Problem 953
Factorisation Nim
In the classical game of Nim two players take turns removing stones from piles. A player may remove any positive number of stones from a single pile. If there are no remaining stones, the next player to move loses.
In Factorisation Nim the initial position of the game is chosen according to the prime factorisation of a given natural number $n$ by setting a pile for each prime factor, including multiplicity. For example, if $n=12=2 \times 2 \times 3$ the game starts with three piles: two piles with two stones and one pile with three stones.
It can be verified that the first player to move loses for $n=1$ and for $n=70$, assuming both players play optimally.
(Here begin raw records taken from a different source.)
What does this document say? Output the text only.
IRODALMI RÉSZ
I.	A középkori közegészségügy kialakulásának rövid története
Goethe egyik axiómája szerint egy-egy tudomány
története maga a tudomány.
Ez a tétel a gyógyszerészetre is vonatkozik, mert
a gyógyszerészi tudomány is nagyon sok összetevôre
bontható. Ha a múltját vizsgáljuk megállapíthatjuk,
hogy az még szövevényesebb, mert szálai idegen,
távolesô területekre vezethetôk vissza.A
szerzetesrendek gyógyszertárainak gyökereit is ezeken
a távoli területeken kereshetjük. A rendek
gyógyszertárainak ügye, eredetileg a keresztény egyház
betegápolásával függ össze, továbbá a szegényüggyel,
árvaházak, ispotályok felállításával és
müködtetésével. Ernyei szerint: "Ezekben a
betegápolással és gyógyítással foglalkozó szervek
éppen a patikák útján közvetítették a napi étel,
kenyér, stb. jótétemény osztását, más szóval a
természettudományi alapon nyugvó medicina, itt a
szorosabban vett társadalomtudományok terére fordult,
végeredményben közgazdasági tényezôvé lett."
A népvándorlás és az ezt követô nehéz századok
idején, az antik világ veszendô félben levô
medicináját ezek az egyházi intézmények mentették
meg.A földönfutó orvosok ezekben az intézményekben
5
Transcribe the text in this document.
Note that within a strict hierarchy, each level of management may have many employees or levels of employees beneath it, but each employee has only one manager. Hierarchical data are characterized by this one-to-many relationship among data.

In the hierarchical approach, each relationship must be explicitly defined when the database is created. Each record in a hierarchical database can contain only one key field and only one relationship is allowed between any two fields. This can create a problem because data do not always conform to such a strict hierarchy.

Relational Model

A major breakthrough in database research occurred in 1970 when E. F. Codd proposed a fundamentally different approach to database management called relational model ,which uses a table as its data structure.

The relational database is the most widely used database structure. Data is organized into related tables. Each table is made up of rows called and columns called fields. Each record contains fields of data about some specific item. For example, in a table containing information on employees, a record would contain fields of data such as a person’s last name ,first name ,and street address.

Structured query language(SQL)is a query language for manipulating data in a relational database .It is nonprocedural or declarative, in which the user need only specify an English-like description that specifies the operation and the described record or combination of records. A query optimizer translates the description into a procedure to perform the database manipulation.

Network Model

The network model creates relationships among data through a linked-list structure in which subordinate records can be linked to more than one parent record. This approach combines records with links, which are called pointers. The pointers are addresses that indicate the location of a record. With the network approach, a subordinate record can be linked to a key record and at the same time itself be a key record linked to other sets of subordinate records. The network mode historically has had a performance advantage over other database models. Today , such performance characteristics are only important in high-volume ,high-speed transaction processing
Let $S(N)$ be the sum of $n$ for $1 \le n \le N$ such that the first player to move loses, assuming both players play optimally. You are given $S(10) = 14$ and $S(100) = 455$.
Find $S(10^{14})$. Give your answer modulo $10^9 + 7$.
因数分解取石子游戏
在经典的取石子游戏中,两位玩家轮流从一堆石子中移除石子,每次玩家可以从一个堆中移除任意正数枚石子,首先无法移除石子的玩家输掉游戏。
在因数分解取石子游戏中,游戏的初始局面由给定自然数$n$的质因数分解决定,每个质因数(允许重复)设一个堆。例如,对于$n=12=2 \times 2 \times 3$,游戏开始时有三个堆:两个堆有两枚石子,一个堆有三枚石子。
可以验证,若两位玩家均采取最优策略,对于$n=1$或$n=70$,先手玩家必败。
记$S(N)$为所有满足$1 \le n \le N$且在两名玩家均采取最优策略时先手玩家必败的$n$之和。已知$S(10) = 14$,$S(100) = 455$。
求$S(10^{14})$,并对$10^9 + 7$取余作为你的答案。